Biographies about: Elijah McCoy (The Real McCoy, All Aboard), Edison, Jacques Cousteau, Leonardo Da Vinci, Odd Boy Out: Young Albert Einstein, It’s a Snap: George Eastman’s First Photograph, The Man Who Made Time Travel – Lasky (JB Harrison), Earmuffs for Everyone: How Chester Greenwood became Known as the Inventor of Earmuffs – Meghan McCarthy, Spic-and-Span: Lillian Gilbreath’s Wonder Kitchen – Monica Kulling, Electrical Wizard: How Nikola Tesla Lit Up the World - Elizabeth Rusch, In the Bag: Margaret Knight Wraps Its Up -- Monica Kulling, The (Boy Who Harnessed the Wind – William Kamkwamba & Bryan Mealer, Ben Franklin’s Big Splash – Barb Rosenstock
Opened by asking: What is engineering? What is an engineer? What do engineers do? Do they know any engineers.
Carrie Feuer pulled out some manufactured objects and asked – is this engineered? What do engineers look like? – share some non-stereotypical pictures (at bottom of this program plan).

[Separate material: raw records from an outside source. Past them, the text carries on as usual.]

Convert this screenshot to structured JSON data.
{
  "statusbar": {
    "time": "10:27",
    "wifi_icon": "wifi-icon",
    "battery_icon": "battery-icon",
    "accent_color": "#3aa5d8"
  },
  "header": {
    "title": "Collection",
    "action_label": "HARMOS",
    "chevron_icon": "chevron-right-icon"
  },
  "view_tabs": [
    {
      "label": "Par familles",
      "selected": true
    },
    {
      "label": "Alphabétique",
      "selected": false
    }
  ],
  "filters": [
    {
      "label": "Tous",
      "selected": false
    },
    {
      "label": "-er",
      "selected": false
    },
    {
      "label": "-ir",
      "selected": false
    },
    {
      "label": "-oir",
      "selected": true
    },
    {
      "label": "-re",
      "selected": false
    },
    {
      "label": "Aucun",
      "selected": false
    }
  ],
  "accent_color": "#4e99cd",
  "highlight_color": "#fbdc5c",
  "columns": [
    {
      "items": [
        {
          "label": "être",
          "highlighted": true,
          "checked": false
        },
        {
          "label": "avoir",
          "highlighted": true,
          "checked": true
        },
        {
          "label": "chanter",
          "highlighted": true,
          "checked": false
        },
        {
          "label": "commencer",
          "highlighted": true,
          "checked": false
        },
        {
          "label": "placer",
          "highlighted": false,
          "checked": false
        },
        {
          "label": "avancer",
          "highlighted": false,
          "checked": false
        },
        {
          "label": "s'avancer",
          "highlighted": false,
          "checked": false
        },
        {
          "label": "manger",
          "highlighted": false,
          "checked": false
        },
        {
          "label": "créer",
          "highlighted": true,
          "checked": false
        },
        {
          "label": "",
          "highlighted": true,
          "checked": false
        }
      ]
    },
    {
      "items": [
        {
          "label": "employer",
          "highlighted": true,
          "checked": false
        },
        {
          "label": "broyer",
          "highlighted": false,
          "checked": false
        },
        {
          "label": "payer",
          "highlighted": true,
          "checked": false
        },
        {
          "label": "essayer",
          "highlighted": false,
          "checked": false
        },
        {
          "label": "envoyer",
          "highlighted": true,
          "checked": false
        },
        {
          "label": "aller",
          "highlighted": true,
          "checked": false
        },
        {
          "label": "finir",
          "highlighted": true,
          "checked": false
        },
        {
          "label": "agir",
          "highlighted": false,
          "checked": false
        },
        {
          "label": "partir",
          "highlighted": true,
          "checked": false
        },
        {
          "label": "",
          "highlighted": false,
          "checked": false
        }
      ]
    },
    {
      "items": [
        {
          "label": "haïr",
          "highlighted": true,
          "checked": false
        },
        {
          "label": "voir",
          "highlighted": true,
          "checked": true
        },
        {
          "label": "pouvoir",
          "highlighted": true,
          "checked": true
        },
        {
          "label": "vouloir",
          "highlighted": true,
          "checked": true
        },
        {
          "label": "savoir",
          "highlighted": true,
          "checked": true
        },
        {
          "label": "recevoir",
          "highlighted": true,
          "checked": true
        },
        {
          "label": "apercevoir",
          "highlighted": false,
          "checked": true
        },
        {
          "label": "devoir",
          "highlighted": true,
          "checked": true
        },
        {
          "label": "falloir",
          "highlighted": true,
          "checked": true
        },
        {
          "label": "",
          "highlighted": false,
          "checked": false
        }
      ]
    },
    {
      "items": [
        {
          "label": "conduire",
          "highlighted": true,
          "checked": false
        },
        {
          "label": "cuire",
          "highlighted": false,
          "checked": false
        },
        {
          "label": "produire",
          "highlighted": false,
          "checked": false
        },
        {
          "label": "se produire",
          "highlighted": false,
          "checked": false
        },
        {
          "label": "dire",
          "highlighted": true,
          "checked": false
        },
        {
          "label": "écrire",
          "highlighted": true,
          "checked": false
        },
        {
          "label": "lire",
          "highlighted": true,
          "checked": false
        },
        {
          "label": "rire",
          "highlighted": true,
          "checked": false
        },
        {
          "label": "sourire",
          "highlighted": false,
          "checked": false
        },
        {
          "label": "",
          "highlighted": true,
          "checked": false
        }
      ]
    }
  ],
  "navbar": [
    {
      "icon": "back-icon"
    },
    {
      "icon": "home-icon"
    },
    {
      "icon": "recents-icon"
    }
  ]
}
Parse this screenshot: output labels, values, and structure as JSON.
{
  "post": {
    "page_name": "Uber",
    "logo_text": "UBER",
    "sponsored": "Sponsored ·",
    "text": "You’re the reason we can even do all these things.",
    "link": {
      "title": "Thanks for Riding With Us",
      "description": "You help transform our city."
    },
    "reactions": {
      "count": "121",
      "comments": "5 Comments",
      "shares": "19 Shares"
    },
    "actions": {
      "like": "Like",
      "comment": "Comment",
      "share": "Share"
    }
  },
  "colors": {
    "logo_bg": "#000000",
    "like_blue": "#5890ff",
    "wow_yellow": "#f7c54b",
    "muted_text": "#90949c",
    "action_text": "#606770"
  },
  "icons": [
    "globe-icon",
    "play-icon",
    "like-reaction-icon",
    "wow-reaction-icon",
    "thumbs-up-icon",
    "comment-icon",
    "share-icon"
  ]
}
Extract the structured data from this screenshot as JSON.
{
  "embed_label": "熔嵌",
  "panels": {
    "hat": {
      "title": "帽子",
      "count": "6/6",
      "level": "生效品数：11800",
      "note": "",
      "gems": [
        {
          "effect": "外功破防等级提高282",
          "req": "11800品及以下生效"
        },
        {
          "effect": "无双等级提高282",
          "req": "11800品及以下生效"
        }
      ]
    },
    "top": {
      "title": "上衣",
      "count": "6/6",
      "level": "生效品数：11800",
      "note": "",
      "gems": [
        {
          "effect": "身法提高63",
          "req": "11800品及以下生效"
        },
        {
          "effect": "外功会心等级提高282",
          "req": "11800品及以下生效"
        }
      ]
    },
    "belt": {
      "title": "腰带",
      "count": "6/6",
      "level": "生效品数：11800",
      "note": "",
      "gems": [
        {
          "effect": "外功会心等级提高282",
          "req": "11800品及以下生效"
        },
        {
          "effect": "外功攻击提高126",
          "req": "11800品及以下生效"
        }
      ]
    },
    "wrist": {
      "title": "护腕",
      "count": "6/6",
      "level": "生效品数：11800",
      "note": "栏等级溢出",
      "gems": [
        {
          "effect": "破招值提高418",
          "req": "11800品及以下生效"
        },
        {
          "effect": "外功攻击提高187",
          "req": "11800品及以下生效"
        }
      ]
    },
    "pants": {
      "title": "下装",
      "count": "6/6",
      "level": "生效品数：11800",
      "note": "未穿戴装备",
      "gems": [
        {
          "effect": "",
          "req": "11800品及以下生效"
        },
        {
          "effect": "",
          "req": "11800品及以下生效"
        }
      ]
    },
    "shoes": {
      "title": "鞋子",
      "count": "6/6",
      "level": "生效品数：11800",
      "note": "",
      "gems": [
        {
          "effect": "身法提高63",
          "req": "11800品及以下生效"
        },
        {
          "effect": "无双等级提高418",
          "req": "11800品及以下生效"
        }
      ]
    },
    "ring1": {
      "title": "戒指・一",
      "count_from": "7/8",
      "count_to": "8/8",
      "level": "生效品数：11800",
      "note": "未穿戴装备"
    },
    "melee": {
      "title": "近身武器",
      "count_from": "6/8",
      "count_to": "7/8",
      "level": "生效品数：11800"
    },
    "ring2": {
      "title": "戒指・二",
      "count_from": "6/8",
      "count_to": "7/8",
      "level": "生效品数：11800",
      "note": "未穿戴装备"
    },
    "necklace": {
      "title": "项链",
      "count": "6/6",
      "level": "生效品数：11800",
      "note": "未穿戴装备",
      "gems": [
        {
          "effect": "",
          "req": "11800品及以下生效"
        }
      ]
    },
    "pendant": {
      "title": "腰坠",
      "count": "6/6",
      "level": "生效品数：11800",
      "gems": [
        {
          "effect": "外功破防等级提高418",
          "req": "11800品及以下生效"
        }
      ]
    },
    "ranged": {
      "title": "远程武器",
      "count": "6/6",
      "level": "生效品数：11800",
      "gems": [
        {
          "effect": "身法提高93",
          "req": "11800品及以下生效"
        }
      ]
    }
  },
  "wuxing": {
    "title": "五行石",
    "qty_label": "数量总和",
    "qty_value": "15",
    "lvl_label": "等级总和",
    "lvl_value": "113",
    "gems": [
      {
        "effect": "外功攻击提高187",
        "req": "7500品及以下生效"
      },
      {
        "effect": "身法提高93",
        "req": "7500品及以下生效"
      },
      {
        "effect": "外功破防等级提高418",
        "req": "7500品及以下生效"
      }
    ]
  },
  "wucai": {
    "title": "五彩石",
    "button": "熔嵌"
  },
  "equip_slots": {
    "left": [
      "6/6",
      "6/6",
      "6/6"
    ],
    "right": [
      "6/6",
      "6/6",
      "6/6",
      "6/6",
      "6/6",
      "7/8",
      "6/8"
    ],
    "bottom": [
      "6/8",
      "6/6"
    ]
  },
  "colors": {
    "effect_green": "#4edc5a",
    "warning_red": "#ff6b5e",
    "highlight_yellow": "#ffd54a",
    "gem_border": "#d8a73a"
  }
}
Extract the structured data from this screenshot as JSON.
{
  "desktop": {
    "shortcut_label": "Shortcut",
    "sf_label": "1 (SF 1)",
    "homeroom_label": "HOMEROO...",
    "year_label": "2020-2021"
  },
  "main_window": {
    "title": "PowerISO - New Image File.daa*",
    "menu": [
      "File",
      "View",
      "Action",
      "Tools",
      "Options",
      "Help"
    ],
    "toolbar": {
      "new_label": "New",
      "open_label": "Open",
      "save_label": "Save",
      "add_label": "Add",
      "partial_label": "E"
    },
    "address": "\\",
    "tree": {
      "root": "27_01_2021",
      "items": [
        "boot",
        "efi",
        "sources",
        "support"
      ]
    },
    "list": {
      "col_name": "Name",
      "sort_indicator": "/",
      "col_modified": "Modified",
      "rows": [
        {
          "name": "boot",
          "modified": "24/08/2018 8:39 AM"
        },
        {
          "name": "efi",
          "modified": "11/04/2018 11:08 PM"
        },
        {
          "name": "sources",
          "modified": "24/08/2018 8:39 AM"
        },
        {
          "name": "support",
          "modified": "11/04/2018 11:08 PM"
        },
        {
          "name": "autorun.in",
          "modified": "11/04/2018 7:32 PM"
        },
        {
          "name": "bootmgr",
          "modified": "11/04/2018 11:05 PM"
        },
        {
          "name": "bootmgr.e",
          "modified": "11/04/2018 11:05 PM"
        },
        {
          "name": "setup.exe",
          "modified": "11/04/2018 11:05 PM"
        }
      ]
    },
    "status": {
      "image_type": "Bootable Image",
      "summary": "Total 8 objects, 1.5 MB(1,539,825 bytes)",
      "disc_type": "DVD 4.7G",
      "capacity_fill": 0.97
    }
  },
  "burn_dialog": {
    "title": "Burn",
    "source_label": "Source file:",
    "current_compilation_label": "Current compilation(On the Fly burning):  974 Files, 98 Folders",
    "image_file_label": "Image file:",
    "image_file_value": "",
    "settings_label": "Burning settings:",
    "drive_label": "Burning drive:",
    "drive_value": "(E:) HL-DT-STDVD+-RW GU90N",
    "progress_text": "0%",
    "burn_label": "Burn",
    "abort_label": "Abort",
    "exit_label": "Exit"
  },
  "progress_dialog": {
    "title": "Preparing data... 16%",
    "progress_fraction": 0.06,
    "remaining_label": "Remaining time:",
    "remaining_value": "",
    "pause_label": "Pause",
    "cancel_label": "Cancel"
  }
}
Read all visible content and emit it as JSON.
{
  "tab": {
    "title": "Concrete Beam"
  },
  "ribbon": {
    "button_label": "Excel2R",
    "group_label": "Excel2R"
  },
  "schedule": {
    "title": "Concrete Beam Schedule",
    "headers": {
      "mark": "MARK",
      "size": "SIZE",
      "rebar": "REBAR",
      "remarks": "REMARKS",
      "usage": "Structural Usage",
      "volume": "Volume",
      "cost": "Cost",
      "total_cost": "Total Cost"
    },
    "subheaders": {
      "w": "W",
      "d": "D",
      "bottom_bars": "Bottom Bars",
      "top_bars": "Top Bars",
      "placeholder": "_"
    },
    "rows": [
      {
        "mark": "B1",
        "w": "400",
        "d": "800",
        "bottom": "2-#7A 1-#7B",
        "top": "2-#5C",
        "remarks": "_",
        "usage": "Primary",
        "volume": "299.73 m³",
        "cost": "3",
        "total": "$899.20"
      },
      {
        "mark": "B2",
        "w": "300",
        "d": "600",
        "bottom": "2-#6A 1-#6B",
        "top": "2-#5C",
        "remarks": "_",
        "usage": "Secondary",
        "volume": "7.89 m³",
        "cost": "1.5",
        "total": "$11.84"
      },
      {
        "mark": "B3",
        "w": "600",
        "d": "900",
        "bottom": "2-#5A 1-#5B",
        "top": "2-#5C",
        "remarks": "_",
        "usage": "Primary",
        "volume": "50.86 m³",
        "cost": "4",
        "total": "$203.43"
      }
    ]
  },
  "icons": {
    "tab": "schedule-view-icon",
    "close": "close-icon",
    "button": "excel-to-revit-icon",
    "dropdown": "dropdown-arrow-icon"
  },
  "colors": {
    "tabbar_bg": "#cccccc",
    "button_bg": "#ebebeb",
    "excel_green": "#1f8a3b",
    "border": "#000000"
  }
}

“Scientists study the world as it is; engineers create the world that has never been.” --Theodore van Karman, physicist and NASA aerospace engineer
Explore the Engineering Design Process:
http://www.dowlingmagnets.com/science/magnet_kits/
https://girlstartblog.wordpress.com/2010/02/16/design-process/
Group the kids into teams (<= 4 people) – challenge: “design and build a device that will slow the descent (define) of an object” (The original SciGirls resources used the word “parachute” but the scigirls training suggested making it a more open-ended challenge – the directions below have been modified to reflect that.)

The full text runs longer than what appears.